Configure B2C Service for OAuth Authorization

You must perform these tasks to use OAuth authorization with the Connect REST API. These tasks aren't required if you plan to use OAuth authorization only with the Knowledge Advanced REST API.

Before you start

This procedure assumes that you have access to the Identity Provider editor defined by the hidden configuration setting SSO_ENABLE_EXTERNAL_IDP. This setting is not enabled by default.

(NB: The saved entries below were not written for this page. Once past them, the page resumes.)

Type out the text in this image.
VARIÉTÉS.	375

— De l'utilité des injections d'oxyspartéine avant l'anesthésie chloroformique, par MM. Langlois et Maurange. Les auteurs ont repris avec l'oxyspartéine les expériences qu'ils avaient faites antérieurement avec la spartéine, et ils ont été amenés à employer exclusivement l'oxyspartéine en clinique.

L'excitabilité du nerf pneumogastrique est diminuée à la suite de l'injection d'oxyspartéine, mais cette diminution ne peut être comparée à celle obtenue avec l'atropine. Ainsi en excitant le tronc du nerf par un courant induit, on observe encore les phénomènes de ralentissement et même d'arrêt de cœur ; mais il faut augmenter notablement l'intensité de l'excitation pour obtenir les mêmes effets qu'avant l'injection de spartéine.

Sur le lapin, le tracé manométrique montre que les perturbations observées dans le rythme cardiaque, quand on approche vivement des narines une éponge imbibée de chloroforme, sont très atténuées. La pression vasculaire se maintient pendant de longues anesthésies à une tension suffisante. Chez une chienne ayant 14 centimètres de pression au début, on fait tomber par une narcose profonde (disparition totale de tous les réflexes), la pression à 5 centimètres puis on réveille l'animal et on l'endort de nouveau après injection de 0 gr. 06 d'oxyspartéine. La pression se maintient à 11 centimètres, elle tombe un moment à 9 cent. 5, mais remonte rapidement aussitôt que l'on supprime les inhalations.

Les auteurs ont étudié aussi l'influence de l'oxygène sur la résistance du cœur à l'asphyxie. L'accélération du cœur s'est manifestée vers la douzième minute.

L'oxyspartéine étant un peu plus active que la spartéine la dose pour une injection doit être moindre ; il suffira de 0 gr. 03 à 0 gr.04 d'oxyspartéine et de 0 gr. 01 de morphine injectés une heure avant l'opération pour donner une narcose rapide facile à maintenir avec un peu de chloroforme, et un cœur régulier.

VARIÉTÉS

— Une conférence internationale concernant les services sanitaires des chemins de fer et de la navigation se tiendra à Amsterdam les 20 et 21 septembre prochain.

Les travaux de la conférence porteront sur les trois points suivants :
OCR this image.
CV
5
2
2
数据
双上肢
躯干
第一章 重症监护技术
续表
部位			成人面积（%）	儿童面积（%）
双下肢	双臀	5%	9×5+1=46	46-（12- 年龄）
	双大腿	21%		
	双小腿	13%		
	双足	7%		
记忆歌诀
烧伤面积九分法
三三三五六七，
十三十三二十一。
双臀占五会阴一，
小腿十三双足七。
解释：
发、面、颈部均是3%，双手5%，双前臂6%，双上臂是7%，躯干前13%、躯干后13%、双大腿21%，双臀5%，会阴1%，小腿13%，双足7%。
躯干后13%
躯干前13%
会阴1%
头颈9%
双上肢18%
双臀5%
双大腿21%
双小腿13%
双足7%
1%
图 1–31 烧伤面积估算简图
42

To enable this hidden setting, contact your Oracle account manager or Submit a Service Request.

Here's what to do

1. Create a profile for the OAuth user that has the SSO Login (SAML 2.0) permission enabled under Administration permissions.
   See Add or Edit a Profile for more information.
2. Create a staff account for the OAuth user and assign the OAuth user profile to it.
   See Add or Edit a Staff Account for more information.

   Note: The OAuth user staff account must not be disabled or locked.
3. Define the external IdP in B2C Service.
   See Define the External Identity Provider for OAuth Authorization.
4. Retrieve a token from the external IdP.
   Note: The OAuth user must be defined in the external IdP.

What to do next

You can now use the token in REST API for Oracle B2C Service and REST API for Knowledge Advanced in B2C Service calls. To Revoke OAuth Access Tokens, use the Manage Access Tokens editor.